1 Petrus 4: 12-19

Menjalani kehidupan di dunia, tidak akan pernah terlepas dari pesona tawaran dunia yang berfokus kepada pemuasan keinginan daging. Ketika keinginan daging itu tidak mampu dipuaskan, hal itu akan menyakiti dan membuat seseorang yang pernah menikmatinya akan mengalami apa yang dinamakan “penderitaan.” Pada sisi lainnya, seseorang yang beriman, memilih untuk tidak mengambil tawaran dunia demi memuaskan keinginan dagingnya melalui hasrat dan pemenuhan kebutuhan serta eksistensi diri, akan mengalami “penderitaan,” dalam bentuk yang berbeda yakni intimidasi, penganiayaan, olokan dan cibiran sampai sebuah pengucilan. Dalam dua posisi ini, kita dapat menyimpulkan bahwa “penderitaan” adalah suatu keadaan yang pasti terjadi dalam sebuah arti sempit.

Petrus dalam perikop ini, sedang berusaha mengingatkan kondisi penderitaan yang seharusnya dialami orang percaya, bukan karena upaya memuaskan keinginan daging melainkan karena iman kepada Kristus (ay.13). Petrus menyebutkan kondisi “penderitaan” itu bukanlah “sesuatu yang luar biasa,” baik kondisi yang dialami pada masa kini maupun yang akan dialami di kemudian hari sebagai akibat perbuatan, yakni sebuah “siksaan api yang membakar.” Sesuatu yang bukan “luar biasa itu” pada ayat 12 diterjemahkan LAI dengan kata “Heran” (yun: Xenizesthe, artinya sebuah keterkejutan seperti melihat orang asing). Penderitaan pada masa sekarang coba dibandingkan pada penderitaan yang akan dialami pada akhir zaman (eskaton), di mana setiap orang akan mempertanggungjawabkan perbuatannya pada penghakiman akhir, seseorang yang beriman kepada Kristus dan melakukan tindakan dan perbuatan benar akan diselamatkan, sementara mereka yang tidak percaya dan berusaha memuaskan keinginan dagingnya semasa hidupnya di dunia akan menerima murka (ay, 17-18).
Penggambaran oleh Petrus itu secara jelas diperbandingkan “penderitaan karena perbuatan pemuasan daging” (ay. 12 dan 15) yang dibandingkan dengan “penderitaan karena iman kepada Kristus” (ay. 13, 14 dan 16). Petrus menekankan, “Penderitaan karena iman kepad Kristus” seharusnya membuat seseorang “Tidak menjadi malu” melainkan “Memuliakan Allah” (ay.16), karena bernilai kekekalan, yakni kehidupan kekal pada penghakiman akhir (ay.17-18).
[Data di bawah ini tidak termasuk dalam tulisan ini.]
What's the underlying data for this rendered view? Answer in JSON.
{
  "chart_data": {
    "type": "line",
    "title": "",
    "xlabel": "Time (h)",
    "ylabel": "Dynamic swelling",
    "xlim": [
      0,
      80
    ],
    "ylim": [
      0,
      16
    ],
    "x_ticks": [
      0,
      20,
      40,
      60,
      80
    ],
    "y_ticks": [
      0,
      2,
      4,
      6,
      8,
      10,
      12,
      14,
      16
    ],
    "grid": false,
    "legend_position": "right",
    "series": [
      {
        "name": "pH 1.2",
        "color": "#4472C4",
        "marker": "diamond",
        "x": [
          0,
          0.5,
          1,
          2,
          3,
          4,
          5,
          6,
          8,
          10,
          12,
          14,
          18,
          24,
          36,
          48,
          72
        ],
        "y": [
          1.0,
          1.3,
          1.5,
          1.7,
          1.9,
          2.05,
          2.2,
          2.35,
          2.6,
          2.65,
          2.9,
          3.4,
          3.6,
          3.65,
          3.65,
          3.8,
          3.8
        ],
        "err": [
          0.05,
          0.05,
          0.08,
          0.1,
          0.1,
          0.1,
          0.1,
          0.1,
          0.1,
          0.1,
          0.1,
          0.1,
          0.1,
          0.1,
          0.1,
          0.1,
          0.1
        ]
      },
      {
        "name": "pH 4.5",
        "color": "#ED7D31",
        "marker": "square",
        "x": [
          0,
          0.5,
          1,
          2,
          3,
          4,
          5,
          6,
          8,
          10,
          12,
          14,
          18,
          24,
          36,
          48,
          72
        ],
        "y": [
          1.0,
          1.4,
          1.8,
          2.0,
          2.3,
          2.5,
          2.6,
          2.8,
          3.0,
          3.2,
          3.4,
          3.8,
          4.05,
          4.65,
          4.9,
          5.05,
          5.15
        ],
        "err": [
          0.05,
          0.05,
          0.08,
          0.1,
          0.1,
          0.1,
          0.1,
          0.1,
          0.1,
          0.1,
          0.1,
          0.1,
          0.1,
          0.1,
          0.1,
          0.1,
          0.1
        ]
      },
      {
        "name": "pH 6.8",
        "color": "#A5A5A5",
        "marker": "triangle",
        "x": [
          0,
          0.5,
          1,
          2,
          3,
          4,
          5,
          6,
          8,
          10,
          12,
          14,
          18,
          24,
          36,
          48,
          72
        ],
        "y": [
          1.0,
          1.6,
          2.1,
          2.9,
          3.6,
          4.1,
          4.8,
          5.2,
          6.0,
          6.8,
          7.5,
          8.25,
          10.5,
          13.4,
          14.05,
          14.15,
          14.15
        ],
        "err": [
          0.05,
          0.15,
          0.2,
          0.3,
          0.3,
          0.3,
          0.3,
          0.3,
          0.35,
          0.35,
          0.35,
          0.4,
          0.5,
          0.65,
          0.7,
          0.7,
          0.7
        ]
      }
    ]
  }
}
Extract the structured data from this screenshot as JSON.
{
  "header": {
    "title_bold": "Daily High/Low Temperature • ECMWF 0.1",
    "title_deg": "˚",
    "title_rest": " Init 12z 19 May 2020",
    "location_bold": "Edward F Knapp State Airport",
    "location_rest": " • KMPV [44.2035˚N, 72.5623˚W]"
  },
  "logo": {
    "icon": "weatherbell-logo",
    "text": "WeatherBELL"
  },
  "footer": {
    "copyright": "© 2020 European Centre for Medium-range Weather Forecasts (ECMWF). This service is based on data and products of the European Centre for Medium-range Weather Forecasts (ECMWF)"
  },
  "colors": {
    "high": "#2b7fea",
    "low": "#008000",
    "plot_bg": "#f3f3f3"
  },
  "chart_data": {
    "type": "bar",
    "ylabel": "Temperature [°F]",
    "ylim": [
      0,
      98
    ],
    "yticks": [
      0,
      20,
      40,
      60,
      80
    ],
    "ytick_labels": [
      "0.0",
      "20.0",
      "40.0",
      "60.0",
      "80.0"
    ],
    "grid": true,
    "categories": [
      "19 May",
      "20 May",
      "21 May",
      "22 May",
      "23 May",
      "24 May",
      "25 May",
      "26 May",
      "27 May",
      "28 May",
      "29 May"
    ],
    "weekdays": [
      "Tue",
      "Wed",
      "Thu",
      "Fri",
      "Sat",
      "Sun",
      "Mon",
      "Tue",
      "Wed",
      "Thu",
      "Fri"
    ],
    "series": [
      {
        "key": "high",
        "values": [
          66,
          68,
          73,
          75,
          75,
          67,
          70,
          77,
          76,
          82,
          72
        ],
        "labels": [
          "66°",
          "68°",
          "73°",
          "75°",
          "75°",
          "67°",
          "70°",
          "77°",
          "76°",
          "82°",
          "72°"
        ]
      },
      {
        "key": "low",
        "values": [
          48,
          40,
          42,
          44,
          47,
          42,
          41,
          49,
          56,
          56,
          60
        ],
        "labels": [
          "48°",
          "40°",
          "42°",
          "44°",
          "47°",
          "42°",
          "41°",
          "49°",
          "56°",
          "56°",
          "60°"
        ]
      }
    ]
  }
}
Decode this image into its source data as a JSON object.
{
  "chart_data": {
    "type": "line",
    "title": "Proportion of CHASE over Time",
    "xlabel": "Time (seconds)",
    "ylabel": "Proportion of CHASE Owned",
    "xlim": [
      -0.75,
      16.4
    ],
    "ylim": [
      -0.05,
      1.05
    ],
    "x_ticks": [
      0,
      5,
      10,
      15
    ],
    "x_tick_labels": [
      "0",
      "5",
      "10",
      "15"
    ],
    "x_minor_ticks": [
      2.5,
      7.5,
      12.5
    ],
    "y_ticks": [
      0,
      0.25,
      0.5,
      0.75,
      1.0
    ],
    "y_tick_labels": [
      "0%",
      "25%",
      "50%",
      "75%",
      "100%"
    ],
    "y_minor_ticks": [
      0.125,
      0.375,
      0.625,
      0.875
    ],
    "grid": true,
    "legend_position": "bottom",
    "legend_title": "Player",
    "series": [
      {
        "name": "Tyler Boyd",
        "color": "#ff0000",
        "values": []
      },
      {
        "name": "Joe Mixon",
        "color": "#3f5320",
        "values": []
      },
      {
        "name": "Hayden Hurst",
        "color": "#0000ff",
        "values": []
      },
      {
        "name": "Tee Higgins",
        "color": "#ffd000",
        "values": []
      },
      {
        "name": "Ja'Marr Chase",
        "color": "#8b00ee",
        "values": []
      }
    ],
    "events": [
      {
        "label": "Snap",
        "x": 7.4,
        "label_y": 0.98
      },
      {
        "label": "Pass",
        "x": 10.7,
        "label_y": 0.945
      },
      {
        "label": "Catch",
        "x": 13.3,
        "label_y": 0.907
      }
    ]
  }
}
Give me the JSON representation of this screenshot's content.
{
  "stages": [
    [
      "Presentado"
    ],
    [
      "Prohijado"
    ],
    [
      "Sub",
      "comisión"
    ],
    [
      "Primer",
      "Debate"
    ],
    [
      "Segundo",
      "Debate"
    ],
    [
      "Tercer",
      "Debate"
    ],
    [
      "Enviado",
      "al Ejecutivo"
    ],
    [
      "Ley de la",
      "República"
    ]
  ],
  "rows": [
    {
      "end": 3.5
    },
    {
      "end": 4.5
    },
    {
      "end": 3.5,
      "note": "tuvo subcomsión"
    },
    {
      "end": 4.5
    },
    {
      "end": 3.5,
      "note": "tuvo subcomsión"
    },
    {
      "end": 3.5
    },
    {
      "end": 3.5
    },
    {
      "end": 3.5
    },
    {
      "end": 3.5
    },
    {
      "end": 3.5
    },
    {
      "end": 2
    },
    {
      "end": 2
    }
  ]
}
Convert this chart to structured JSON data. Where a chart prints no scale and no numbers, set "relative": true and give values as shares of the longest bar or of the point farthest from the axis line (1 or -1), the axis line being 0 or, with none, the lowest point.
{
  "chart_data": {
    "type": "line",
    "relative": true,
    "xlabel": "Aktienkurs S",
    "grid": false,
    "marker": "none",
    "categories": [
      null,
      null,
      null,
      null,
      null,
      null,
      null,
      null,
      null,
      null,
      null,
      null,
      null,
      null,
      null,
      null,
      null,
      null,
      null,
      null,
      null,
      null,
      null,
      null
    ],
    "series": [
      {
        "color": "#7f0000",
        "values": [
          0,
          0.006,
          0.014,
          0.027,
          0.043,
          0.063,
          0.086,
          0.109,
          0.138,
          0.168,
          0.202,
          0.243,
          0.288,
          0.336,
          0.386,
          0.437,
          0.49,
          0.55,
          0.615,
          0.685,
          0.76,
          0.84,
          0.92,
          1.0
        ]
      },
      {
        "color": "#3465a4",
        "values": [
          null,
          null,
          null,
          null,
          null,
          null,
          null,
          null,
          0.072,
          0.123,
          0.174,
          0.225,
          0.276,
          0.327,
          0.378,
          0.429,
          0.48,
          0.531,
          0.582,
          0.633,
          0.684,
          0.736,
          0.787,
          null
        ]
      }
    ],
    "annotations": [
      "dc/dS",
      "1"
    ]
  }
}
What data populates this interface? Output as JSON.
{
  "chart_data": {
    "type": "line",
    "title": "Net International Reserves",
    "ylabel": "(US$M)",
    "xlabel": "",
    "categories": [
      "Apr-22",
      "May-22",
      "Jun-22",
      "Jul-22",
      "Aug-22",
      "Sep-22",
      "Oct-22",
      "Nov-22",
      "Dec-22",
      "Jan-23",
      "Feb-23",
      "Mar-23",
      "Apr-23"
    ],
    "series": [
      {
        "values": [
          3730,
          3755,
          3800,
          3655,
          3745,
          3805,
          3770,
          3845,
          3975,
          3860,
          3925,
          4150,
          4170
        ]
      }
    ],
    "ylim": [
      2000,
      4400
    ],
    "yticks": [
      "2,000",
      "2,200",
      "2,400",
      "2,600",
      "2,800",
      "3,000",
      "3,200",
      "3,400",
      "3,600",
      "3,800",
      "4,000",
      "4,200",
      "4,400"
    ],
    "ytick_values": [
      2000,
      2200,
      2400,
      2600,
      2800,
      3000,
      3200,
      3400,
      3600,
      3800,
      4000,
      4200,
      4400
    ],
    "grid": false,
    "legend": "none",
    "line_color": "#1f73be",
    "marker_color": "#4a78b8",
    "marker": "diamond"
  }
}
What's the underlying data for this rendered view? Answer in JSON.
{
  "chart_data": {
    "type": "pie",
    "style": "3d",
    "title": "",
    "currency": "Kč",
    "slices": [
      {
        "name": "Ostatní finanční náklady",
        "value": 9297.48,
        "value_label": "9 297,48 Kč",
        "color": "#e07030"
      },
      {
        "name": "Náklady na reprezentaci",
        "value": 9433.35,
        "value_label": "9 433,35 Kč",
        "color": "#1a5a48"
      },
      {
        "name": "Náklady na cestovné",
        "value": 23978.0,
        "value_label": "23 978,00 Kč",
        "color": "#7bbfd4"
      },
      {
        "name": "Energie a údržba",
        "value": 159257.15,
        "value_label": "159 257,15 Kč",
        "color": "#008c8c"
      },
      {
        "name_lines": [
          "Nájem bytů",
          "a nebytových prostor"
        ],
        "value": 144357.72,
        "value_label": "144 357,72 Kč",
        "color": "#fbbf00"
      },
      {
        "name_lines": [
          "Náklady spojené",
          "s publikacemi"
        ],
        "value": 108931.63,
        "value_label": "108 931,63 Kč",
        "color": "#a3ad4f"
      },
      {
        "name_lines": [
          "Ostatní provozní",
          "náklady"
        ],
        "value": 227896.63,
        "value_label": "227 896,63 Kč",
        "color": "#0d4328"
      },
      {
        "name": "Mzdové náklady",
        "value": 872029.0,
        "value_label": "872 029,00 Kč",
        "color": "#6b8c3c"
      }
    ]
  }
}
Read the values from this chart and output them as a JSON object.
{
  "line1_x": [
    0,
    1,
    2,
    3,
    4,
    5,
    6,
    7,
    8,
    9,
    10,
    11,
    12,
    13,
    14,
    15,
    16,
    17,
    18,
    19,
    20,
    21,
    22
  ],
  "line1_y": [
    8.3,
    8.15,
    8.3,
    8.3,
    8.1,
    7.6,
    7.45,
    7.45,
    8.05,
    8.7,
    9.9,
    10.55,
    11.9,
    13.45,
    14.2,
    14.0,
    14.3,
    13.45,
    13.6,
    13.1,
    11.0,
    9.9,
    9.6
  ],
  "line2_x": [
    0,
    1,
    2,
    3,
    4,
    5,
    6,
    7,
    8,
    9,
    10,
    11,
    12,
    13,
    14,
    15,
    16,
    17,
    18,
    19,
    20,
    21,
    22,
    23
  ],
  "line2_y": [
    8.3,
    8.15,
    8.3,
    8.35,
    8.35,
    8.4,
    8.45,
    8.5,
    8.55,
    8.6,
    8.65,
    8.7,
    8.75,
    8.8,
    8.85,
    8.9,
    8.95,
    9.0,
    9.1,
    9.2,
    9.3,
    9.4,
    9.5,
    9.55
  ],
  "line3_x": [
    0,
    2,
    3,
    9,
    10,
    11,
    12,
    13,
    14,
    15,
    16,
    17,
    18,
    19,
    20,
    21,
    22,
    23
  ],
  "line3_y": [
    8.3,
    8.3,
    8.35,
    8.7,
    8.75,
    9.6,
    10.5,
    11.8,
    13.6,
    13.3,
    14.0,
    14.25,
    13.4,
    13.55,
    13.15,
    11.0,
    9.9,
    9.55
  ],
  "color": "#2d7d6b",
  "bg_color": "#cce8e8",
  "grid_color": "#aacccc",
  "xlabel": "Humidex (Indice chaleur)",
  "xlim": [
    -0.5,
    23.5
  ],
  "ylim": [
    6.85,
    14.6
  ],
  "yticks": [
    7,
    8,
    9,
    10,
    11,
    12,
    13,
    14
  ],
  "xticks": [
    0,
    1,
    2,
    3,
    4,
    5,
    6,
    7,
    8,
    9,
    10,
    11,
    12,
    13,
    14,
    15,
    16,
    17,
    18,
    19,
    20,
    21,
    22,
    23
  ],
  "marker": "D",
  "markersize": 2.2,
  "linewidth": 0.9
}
Melihat penggambaran yang diberikan oleh Petrus ini, “penderitaan” manakah yang kita pilih, apakah kita memilih “menderita” karena keinginan daging kita tidak terpuaskan tetapi mendatangkan keselamatan dan kehidupan kekal serta kemuliaan Allah, atau dalam posisi sebaliknya, kita berusaha menikmati semua tawaran dunia, untuk memuaskan keinginan kita selama kita hidup di dunia tapi beroleh “kematian kekal” pada kehidupan setelah kematian? Pilihan itu semua tergantung kita. Akan tetapi, yang harus diingat bahwa apapun yang kita lakukan untuk “Menghindari atau menikmati Penderitaan,” semasa hidup di dunia bukanlah untuk sebuah motivasi kita mendapatkan keselamatan atau manfaat lain dari Allah. Karena, apabila kita memiliki motivasi seperti itu, maka kita bermain untung-rugi dengan Tuhan dan kita menciptakan sebuah “Figur Tuhan” yang kita ingini dan “kreasikan.” Inilah sebuah kewaspadaan untuk kita. Kita hidup dalam anugerah dan kasih karunia yang sudah menolong kita dari hari ke hari, untuk berjalan dalam iman, di mana Roh Kudus memberikan kita petunjuk dan kemampuan untuk kita menguduskan diri, itulah yang kita alami semasa kita hidup.

Perjalanan kehidupan kita sebagai pengikut Kristus, memang akan membuat harga yang mahal, yakni yang membuat kita seolah-olah “menderita dalam daging.” Mari, kita berfokus untuk harga “penderitan di dalam Kristus,” dengan berupaya terkoneksi dengan-Nya, melalui Roh Allah yang ada pada kita (ay.14), karena hanya Dialah yang memampukan kita “menahan kesakitan,” ketika keinginan daging kita tidak terpuaskan. Kristus cukup untuk kita.